Ealing D v. Ealing C

This is the return fixture after meeting each other on 3rd October. Teams from the same club in the same division in the Thames Valley Chess League have to play each other before the fixtures with other clubs in the division.

BoardColourEaling DResultsEaling C
1WhiteGeoff Richards1-0Martin Loat
2BlackAndy Glass0-1Peter Meltzer
3WhiteMichael Smith0-1Alastair Johnstone
4BlackIan Patterson0-1Trevor Bates
5WhiteNeville Rowden0-1Gabriele Palmer
6BlackLeo Shtutin0-1Jai Aggarwal

By definition, Ealing C is a stronger team than Ealing D which goes some way to explain Ealing C’s 6-0 victory on 3rd October where there was an average rating difference of 255 in Ealing C’s favour. This time, the result was a 5-1 victory to Ealing C with an average rating difference of 213 in Ealing C’s favour. There was a suggestion that anal beads were being used by Ealing C but this was strongly rejected by Subas.

Comments and Games

Geoff Richard’s game : won as White; opening, London System (A48)
Ealing D’s only victory was on board 1 where Geoff Richards (white) played against Martin Loat.

Congratulations to Geoff on a strong performance.

Another close game was Michael Smith’s game against Alastair Johnstone. Evidently, it could have gone either way with Alastair finally being victorious.
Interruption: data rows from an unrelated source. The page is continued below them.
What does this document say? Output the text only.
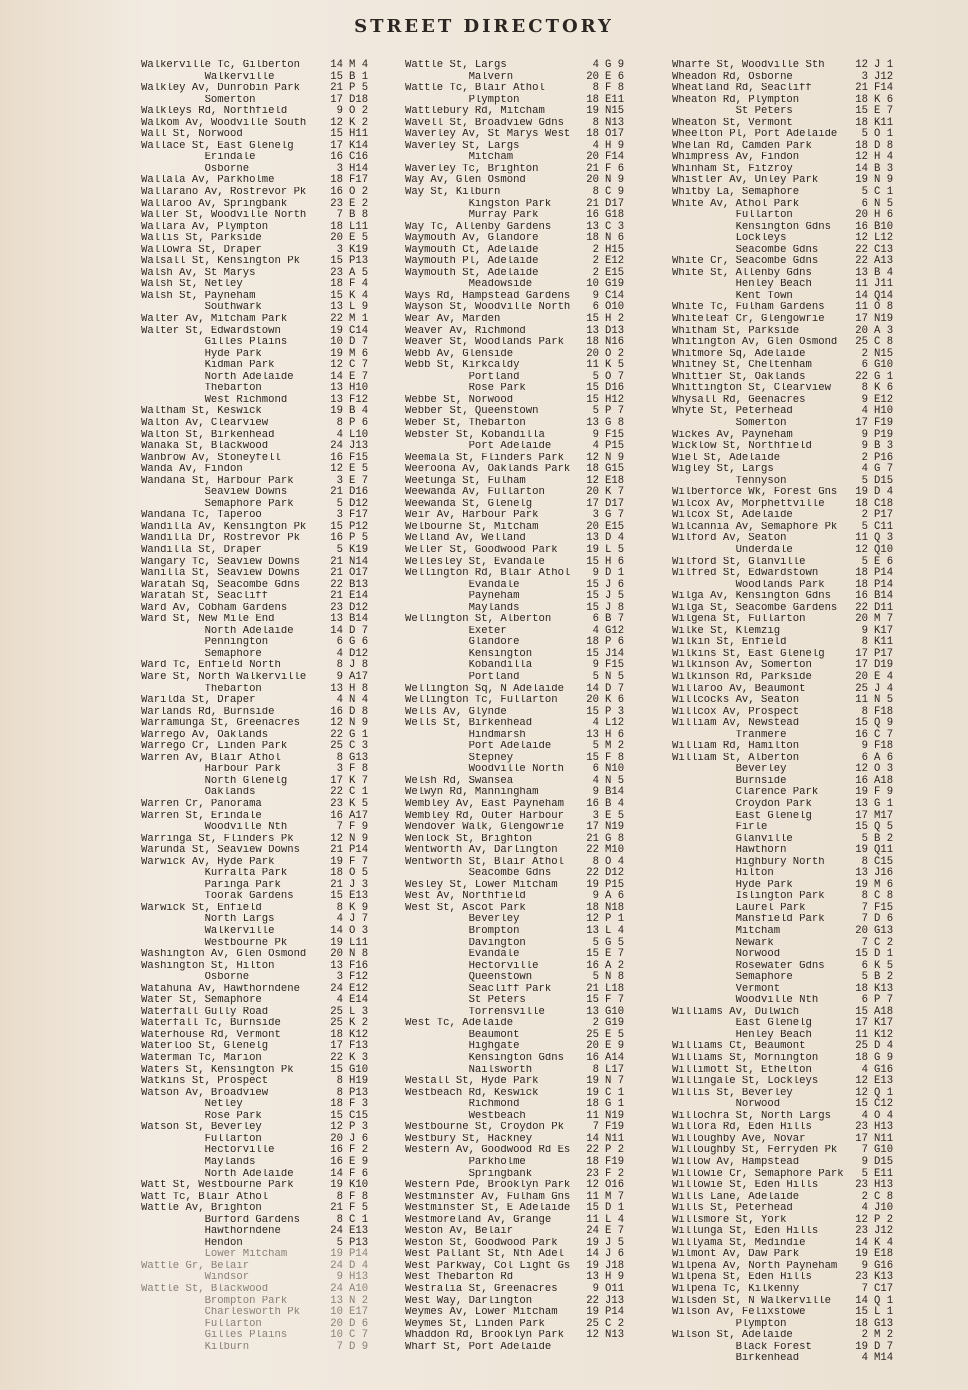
STREET DIRECTORY
Walkerville Tc, Gilberton	14 M 4
Walkerville	15 B 1
Walkley Av, Dunrobin Park	21 P 5
Somerton	17 D18
Walkleys Rd, Northfield	9 O 2
Walkom Av, Woodville South	12 K 2
Wall St, Norwood	15 H11
Wallace St, East Glenelg	17 K14
Erindale	16 C16
Osborne	3 H14
Wallala Av, Parkholme	18 F17
Wallarano Av, Rostrevor Pk	16 O 2
Wallaroo Av, Springbank	23 E 2
Waller St, Woodville North	7 B 8
Wallara Av, Plympton	18 L11
Wallis St, Parkside	20 E 5
Wallowra St, Draper	3 K19
Walsall St, Kensington Pk	15 P13
Walsh Av, St Marys	23 A 5
Walsh St, Netley	18 F 4
Walsh St, Payneham	15 K 4
Southwark	13 L 9
Walter Av, Mitcham Park	22 M 1
Walter St, Edwardstown	19 C14
Gilles Plains	10 D 7
Hyde Park	19 M 6
Kidman Park	12 C 7
North Adelaide	14 E 7
Thebarton	13 H10
West Richmond	13 F12
Waltham St, Keswick	19 B 4
Walton Av, Clearview	8 P 6
Walton St, Birkenhead	4 L10
Wanaka St, Blackwood	24 J13
Wanbrow Av, Stoneyfell	16 F15
Wanda Av, Findon	12 E 5
Wandana St, Harbour Park	3 E 7
Seaview Downs	21 D16
Semaphore Park	5 D12
Wandana Tc, Taperoo	3 F17
Wandilla Av, Kensington Pk	15 P12
Wandilla Dr, Rostrevor Pk	16 P 5
Wandilla St, Draper	5 K19
Wangary Tc, Seaview Downs	21 N14
Wanilla St, Seaview Downs	21 O17
Waratah Sq, Seacombe Gdns	22 B13
Waratah St, Seacliff	21 E14
Ward Av, Cobham Gardens	23 D12
Ward St, New Mile End	13 B14
North Adelaide	14 D 7
Pennington	6 G 6
Semaphore	4 D12
Ward Tc, Enfield North	8 J 8
Ware St, North Walkerville	9 A17
Thebarton	13 H 8
Warilda St, Draper	4 N 4
Warlands Rd, Burnside	16 D 8
Warramunga St, Greenacres	12 N 9
Warrego Av, Oaklands	22 G 1
Warrego Cr, Linden Park	25 C 3
Warren Av, Blair Athol	8 G13
Harbour Park	3 F 8
North Glenelg	17 K 7
Oaklands	22 C 1
Warren Cr, Panorama	23 K 5
Warren St, Erindale	16 A17
Woodville Nth	7 F 9
Warringa St, Flinders Pk	12 N 9
Warunda St, Seaview Downs	21 P14
Warwick Av, Hyde Park	19 F 7
Kurralta Park	18 O 5
Paringa Park	21 J 3
Toorak Gardens	15 E13
Warwick St, Enfield	8 K 9
North Largs	4 J 7
Walkerville	14 O 3
Westbourne Pk	19 L11
Washington Av, Glen Osmond	20 N 8
Washington St, Hilton	13 F16
Osborne	3 F12
Watahuna Av, Hawthorndene	24 E12
Water St, Semaphore	4 E14
Waterfall Gully Road	25 L 3
Waterfall Tc, Burnside	25 K 2
Waterhouse Rd, Vermont	18 K12
Waterloo St, Glenelg	17 F13
Waterman Tc, Marion	22 K 3
Waters St, Kensington Pk	15 G10
Watkins St, Prospect	8 H19
Watson Av, Broadview	8 P13
Netley	18 F 3
Rose Park	15 C15
Watson St, Beverley	12 P 3
Fullarton	20 J 6
Hectorville	16 F 2
Maylands	16 E 9
North Adelaide	14 F 6
Watt St, Westbourne Park	19 K10
Watt Tc, Blair Athol	8 F 8
Wattle Av, Brighton	21 F 5
Burford Gardens	8 C 1
Hawthorndene	24 E13
Hendon	5 P13
Lower Mitcham	19 P14
Wattle Gr, Belair	24 D 4
Windsor	9 H13
Wattle St, Blackwood	24 A10
Brompton Park	13 N 2
Charlesworth Pk	10 E17
Fullarton	20 D 6
Gilles Plains	10 C 7
Kilburn	7 D 9
Wattle St, Largs	4 G 9
Malvern	20 E 6
Wattle Tc, Blair Athol	8 F 8
Plympton	18 E11
Wattlebury Rd, Mitcham	19 N15
Wavell St, Broadview Gdns	8 N13
Waverley Av, St Marys West	18 O17
Waverley St, Largs	4 H 9
Mitcham	20 F14
Waverley Tc, Brighton	21 F 6
Way Av, Glen Osmond	20 N 9
Way St, Kilburn	8 C 9
Kingston Park	21 D17
Murray Park	16 G18
Way Tc, Allenby Gardens	13 C 3
Waymouth Av, Glandore	18 N 6
Waymouth Ct, Adelaide	2 H15
Waymouth Pl, Adelaide	2 E12
Waymouth St, Adelaide	2 E15
Meadowside	10 G19
Ways Rd, Hampstead Gardens	9 C14
Wayson St, Woodville North	6 O10
Wear Av, Marden	15 H 2
Weaver Av, Richmond	13 D13
Weaver St, Woodlands Park	18 N16
Webb Av, Glenside	20 O 2
Webb St, Kirkcaldy	11 K 5
Portland	5 O 7
Rose Park	15 D16
Webbe St, Norwood	15 H12
Webber St, Queenstown	5 P 7
Weber St, Thebarton	13 G 8
Webster St, Kobandilla	9 F15
Port Adelaide	4 P15
Weemala St, Flinders Park	12 N 9
Weeroona Av, Oaklands Park	18 G15
Weetunga St, Fulham	12 E18
Weewanda Av, Fullarton	20 K 7
Weewanda St, Glenelg	17 D17
Weir Av, Harbour Park	3 G 7
Welbourne St, Mitcham	20 E15
Welland Av, Welland	13 D 4
Weller St, Goodwood Park	19 L 5
Wellesley St, Evandale	15 H 6
Wellington Rd, Blair Athol	9 D 1
Evandale	15 J 6
Payneham	15 J 5
Maylands	15 J 8
Wellington St, Alberton	6 B 7
Exeter	4 G12
Glandore	18 P 6
Kensington	15 J14
Kobandilla	9 F15
Portland	5 N 5
Wellington Sq, N Adelaide	14 D 7
Wellington Tc, Fullarton	20 K 6
Wells Av, Glynde	15 P 3
Wells St, Birkenhead	4 L12
Hindmarsh	13 H 6
Port Adelaide	5 M 2
Stepney	15 F 8
Woodville North	6 N10
Welsh Rd, Swansea	4 N 5
Welwyn Rd, Manningham	9 B14
Wembley Av, East Payneham	16 B 4
Wembley Rd, Outer Harbour	3 E 5
Wendover Walk, Glengowrie	17 N19
Wenlock St, Brighton	21 G 8
Wentworth Av, Darlington	22 M10
Wentworth St, Blair Athol	8 O 4
Seacombe Gdns	22 D12
Wesley St, Lower Mitcham	19 P15
West Av, Northfield	9 A 6
West St, Ascot Park	18 N18
Beverley	12 P 1
Brompton	13 L 4
Davington	5 G 5
Evandale	15 E 7
Hectorville	16 A 2
Queenstown	5 N 8
Seacliff Park	21 L18
St Peters	15 F 7
Torrensville	13 G10
West Tc, Adelaide	2 G19
Beaumont	25 E 5
Highgate	20 E 9
Kensington Gdns	16 A14
Nailsworth	8 L17
Westall St, Hyde Park	19 N 7
Westbeach Rd, Keswick	19 C 1
Richmond	18 G 1
Westbeach	11 N19
Westbourne St, Croydon Pk	7 F19
Westbury St, Hackney	14 N11
Western Av, Goodwood Rd Es	22 P 2
Parkholme	18 F19
Springbank	23 F 2
Western Pde, Brooklyn Park	12 O16
Westminster Av, Fulham Gns	11 M 7
Westminster St, E Adelaide	15 D 1
Westmoreland Av, Grange	11 L 4
Weston Av, Belair	24 E 7
Weston St, Goodwood Park	19 J 5
West Pallant St, Nth Adel	14 J 6
West Parkway, Col Light Gs	19 J18
West Thebarton Rd	13 H 9
Westralia St, Greenacres	9 O11
West Way, Darlington	22 J13
Weymes Av, Lower Mitcham	19 P14
Weymes St, Linden Park	25 C 2
Whaddon Rd, Brooklyn Park	12 N13
Wharf St, Port Adelaide
Wharfe St, Woodville Sth	12 J 1
Wheadon Rd, Osborne	3 J12
Wheatland Rd, Seacliff	21 F14
Wheaton Rd, Plympton	18 K 6
St Peters	15 E 7
Wheaton St, Vermont	18 K11
Wheelton Pl, Port Adelaide	5 O 1
Whelan Rd, Camden Park	18 D 8
Whimpress Av, Findon	12 H 4
Whinham St, Fitzroy	14 B 3
Whistler Av, Unley Park	19 N 9
Whitby La, Semaphore	5 C 1
White Av, Athol Park	6 N 5
Fullarton	20 H 6
Kensington Gdns	16 B10
Lockleys	12 L12
Seacombe Gdns	22 C13
White Cr, Seacombe Gdns	22 A13
White St, Allenby Gdns	13 B 4
Henley Beach	11 J11
Kent Town	14 Q14
White Tc, Fulham Gardens	11 O 8
Whiteleaf Cr, Glengowrie	17 N19
Whitham St, Parkside	20 A 3
Whitington Av, Glen Osmond	25 C 8
Whitmore Sq, Adelaide	2 N15
Whitney St, Cheltenham	6 G10
Whittier St, Oaklands	22 G 1
Whittington St, Clearview	8 K 6
Whysall Rd, Geenacres	9 E12
Whyte St, Peterhead	4 H10
Somerton	17 F19
Wickes Av, Payneham	9 P19
Wicklow St, Northfield	9 B 3
Wiel St, Adelaide	2 P16
Wigley St, Largs	4 G 7
Tennyson	5 D15
Wilberforce Wk, Forest Gns	19 D 4
Wilcox Av, Morphettville	18 C18
Wilcox St, Adelaide	2 P17
Wilcannia Av, Semaphore Pk	5 C11
Wilford Av, Seaton	11 Q 3
Underdale	12 Q10
Wilford St, Glanville	5 E 6
Wilfred St, Edwardstown	18 P14
Woodlands Park	18 P14
Wilga Av, Kensington Gdns	16 B14
Wilga St, Seacombe Gardens	22 D11
Wilgena St, Fullarton	20 M 7
Wilke St, Klemzig	9 K17
Wilkin St, Enfield	8 K11
Wilkins St, East Glenelg	17 P17
Wilkinson Av, Somerton	17 D19
Wilkinson Rd, Parkside	20 E 4
Willaroo Av, Beaumont	25 J 4
Willcocks Av, Seaton	11 N 5
Willcox Av, Prospect	8 F18
William Av, Newstead	15 Q 9
Tranmere	16 C 7
William Rd, Hamilton	9 F18
William St, Alberton	6 A 6
Beverley	12 O 3
Burnside	16 A18
Clarence Park	19 F 9
Croydon Park	13 G 1
East Glenelg	17 M17
Firle	15 Q 5
Glanville	5 B 2
Hawthorn	19 Q11
Highbury North	8 C15
Hilton	13 J16
Hyde Park	19 M 6
Islington Park	8 C 8
Laurel Park	7 F15
Mansfield Park	7 D 6
Mitcham	20 G13
Newark	7 C 2
Norwood	15 D 1
Rosewater Gdns	6 K 5
Semaphore	5 B 2
Vermont	18 K13
Woodville Nth	6 P 7
Williams Av, Dulwich	15 A18
East Glenelg	17 K17
Henley Beach	11 K12
Williams Ct, Beaumont	25 D 4
Williams St, Mornington	18 G 9
Willimott St, Ethelton	4 G16
Willingale St, Lockleys	12 E13
Willis St, Beverley	12 Q 1
Norwood	15 C12
Willochra St, North Largs	4 O 4
Willora Rd, Eden Hills	23 H13
Willoughby Ave, Novar	17 N11
Willoughby St, Ferryden Pk	7 G10
Willow Av, Hampstead	9 D15
Willowie Cr, Semaphore Park	5 E11
Willowie St, Eden Hills	23 H13
Wills Lane, Adelaide	2 C 8
Wills St, Peterhead	4 J10
Willsmore St, York	12 P 2
Willunga St, Eden Hills	23 J12
Willyama St, Medindie	14 K 4
Wilmont Av, Daw Park	19 E18
Wilpena Av, North Payneham	9 G16
Wilpena St, Eden Hills	23 K13
Wilpena Tc, Kilkenny	7 C17
Wilsden St, N Walkerville	14 Q 1
Wilson Av, Felixstowe	15 L 1
Plympton	18 G13
Wilson St, Adelaide	2 M 2
Black Forest	19 D 7
Birkenhead	4 M14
Alastair Johnstone comments:
Deviating from last weeks Smith-Morra Gambit, I elected to play the Caro-Kann. As usual, Michael sought to build an attack but the early stages of the game were level. A small inaccuracy allowed me to win a pawn. This soon became two pawns and a positron that should have led to a straightforward win. Unfortunately, this is when complacency set in and I proceeded to play the endgame abysmally. Firstly, I stupidly exchanged off the remaining rooks leaving a pure pawn endgame which had hidden complexities. I then played some lazy moves and before I knew it, I had blown any advantage. Worse was to follow and after further mistakes Michael had a winning position, with passed pawns on d7 and a6. Mike only had to push his a-pawn to win. Tragically for him, he instead chose to swap off a Black pawn and the game once more was turned on it’s head! A very, very lucky win for me. The moral of the tale is that endgames need calculation not intuition and it’s never over till it’s over!

Neville Rowden’s game: Lost as white; opening, Queen’s Pawn Game, Krause Variation (D02)
It was heartening to see one of our former Cadets, Gabriele Palmer, being an activate member of the Ealing C team and recording his second victory in as many games. Although he made an early blunder playing Black against Neville Rowden, he fought back well and had a well-earned victory. White underestimated the strength of Black’s pawns on the a- and b-files after White was pinning down Black’s King. Eventually, White had to go for broke in the hope of a draw or another blunder by Black.

Despite the recent two heavy defeats, Ealing D is hoping for better things in the future. We wish Subas all the best with Ealing C.